Now, most of this is far beyond the realm of what current fabrics or technology are capable of, yet in one scene the film essentially says, "These materials are possible and exist," so that as an audience we can move forward and fully believe and excuse the show of superpowers and the bending of a number of physical laws.

            There are other pieces of technology that seem to fall under the "super" laws of physics, and that includes the giant robots, who act essentially as anti-heroes. In many ways they behave very realistically according to real world laws of physics, but again, some rules are pushed to positive effect for the sake of the story. The main things that stand out is their incredible dexterity and ability to maneuver. 

There are a number of scenes in which we see these giant machines moving undoubtedly thousands of pounds quickly and seemingly effortlessly. Particularly with the arms, there seems to be quite a bit of mass to them, and yet they can wave around easily, almost as though they're more similar to the mass of a regular human arm. The amount of momentum they should realistically have with the speed at which they are moving would take a strength in material, engineering, and energy that does not seem currently feasible to create. However, without this ease in movement these monstrous machines would not pose much of a threat to the heroes, and so it seems like an important rule to bend. Finally, perhaps one of the biggest and most apparent break away from realistic physics is Syndrome's built ability "zero-point energy." 
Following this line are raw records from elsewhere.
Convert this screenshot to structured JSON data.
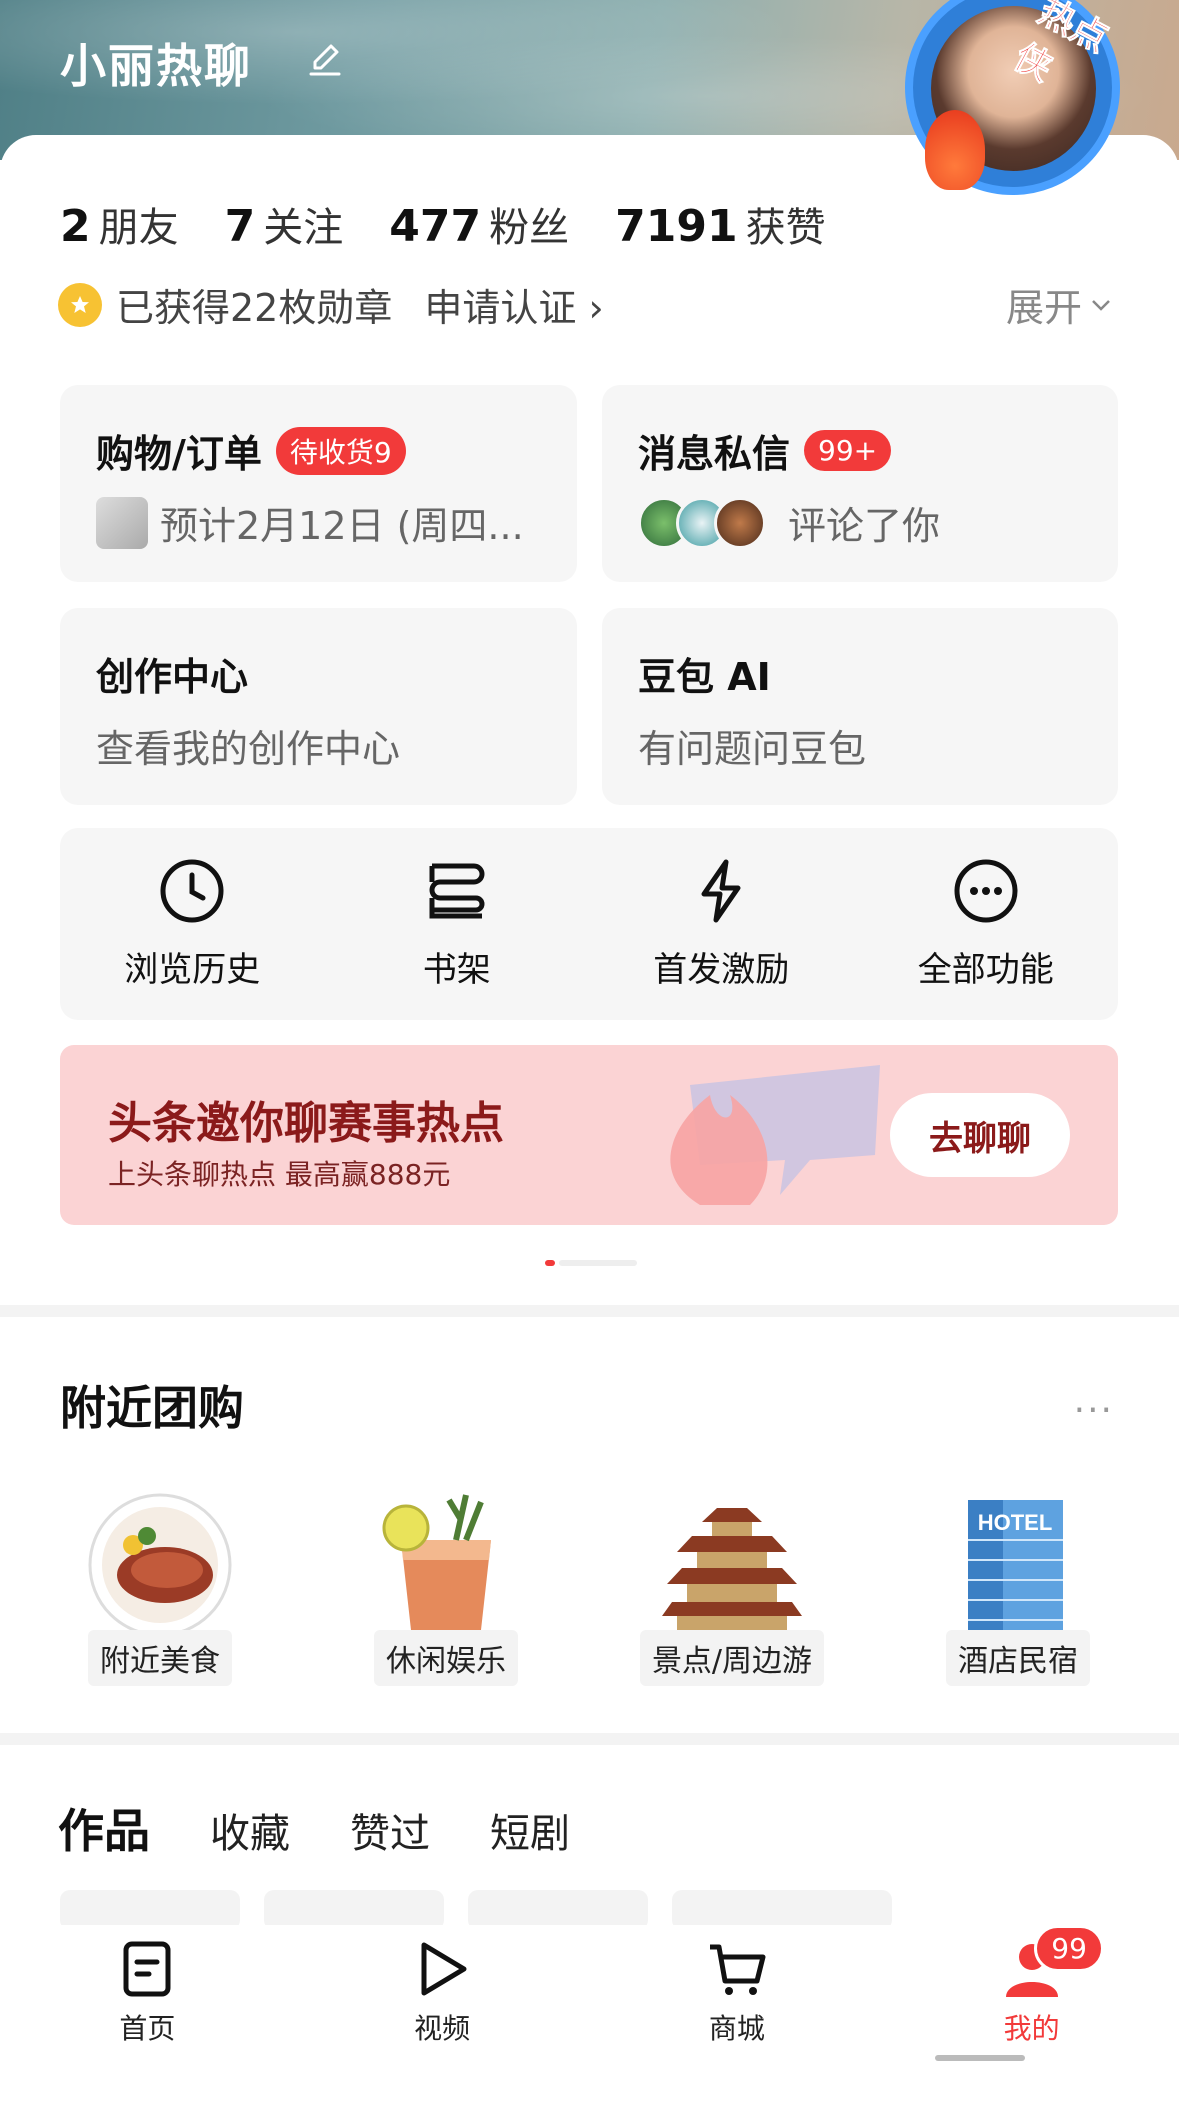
{
  "profile": {
    "username": "小丽热聊",
    "avatar_badge": "热点侠",
    "stats": [
      {
        "num": "2",
        "label": "朋友"
      },
      {
        "num": "7",
        "label": "关注"
      },
      {
        "num": "477",
        "label": "粉丝"
      },
      {
        "num": "7191",
        "label": "获赞"
      }
    ],
    "medals_text": "已获得22枚勋章",
    "verify_text": "申请认证",
    "expand_text": "展开"
  },
  "cards": {
    "shopping": {
      "title": "购物/订单",
      "badge": "待收货9",
      "sub": "预计2月12日 (周四..."
    },
    "messages": {
      "title": "消息私信",
      "badge": "99+",
      "sub": "评论了你"
    },
    "creator": {
      "title": "创作中心",
      "sub": "查看我的创作中心"
    },
    "doubao": {
      "title": "豆包 AI",
      "sub": "有问题问豆包"
    }
  },
  "tools": [
    {
      "label": "浏览历史",
      "icon": "clock-icon"
    },
    {
      "label": "书架",
      "icon": "bookshelf-icon"
    },
    {
      "label": "首发激励",
      "icon": "lightning-icon"
    },
    {
      "label": "全部功能",
      "icon": "more-circle-icon"
    }
  ],
  "banner": {
    "title": "头条邀你聊赛事热点",
    "subtitle": "上头条聊热点 最高赢888元",
    "button": "去聊聊"
  },
  "groupbuy": {
    "title": "附近团购",
    "items": [
      {
        "label": "附近美食"
      },
      {
        "label": "休闲娱乐"
      },
      {
        "label": "景点/周边游"
      },
      {
        "label": "酒店民宿"
      }
    ],
    "hotel_sign": "HOTEL"
  },
  "content_tabs": [
    "作品",
    "收藏",
    "赞过",
    "短剧"
  ],
  "bottom_nav": {
    "items": [
      {
        "label": "首页",
        "icon": "home-doc-icon"
      },
      {
        "label": "视频",
        "icon": "play-icon"
      },
      {
        "label": "商城",
        "icon": "cart-icon"
      },
      {
        "label": "我的",
        "icon": "profile-icon"
      }
    ],
    "badge": "99"
  },
  "colors": {
    "accent": "#f23a3a",
    "banner_bg": "#fbd3d4",
    "banner_text": "#8b1a1a"
  }
}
This ability that Syndrome uses allows him to nullify the effect of gravity and the movement of a target. He can also move them anywhere in space as though they have no mass, so there's minimal momentum and no resistance, at least as long as the "energy" is active. This is quite clearly a break from reality, but it is a seriously awesome piece of technology that adds a lot to the show of superior engineering capabilities that this villain has. It falls into a similar category as something that has been a part of sci-fi for decades: anti-gravity. While I'm sure many scientists and physicists would like to make such a technology a reality, the laws of physics that it overcomes makes it a target that seems like it will remain only making our tales and epics feeling more incredible.

            The Incredibles is a wonderfully crafted film, and clearly an incredible amount of thought went into every aspect of its creation. The physics are carefully and intentionally pushed throughout the film in order to make the universe feel epic and extraordinary. The standard rules of the world are only broken in ways that allow these super characters to feel truly incredible, and to help make for a very entertaining world to watch.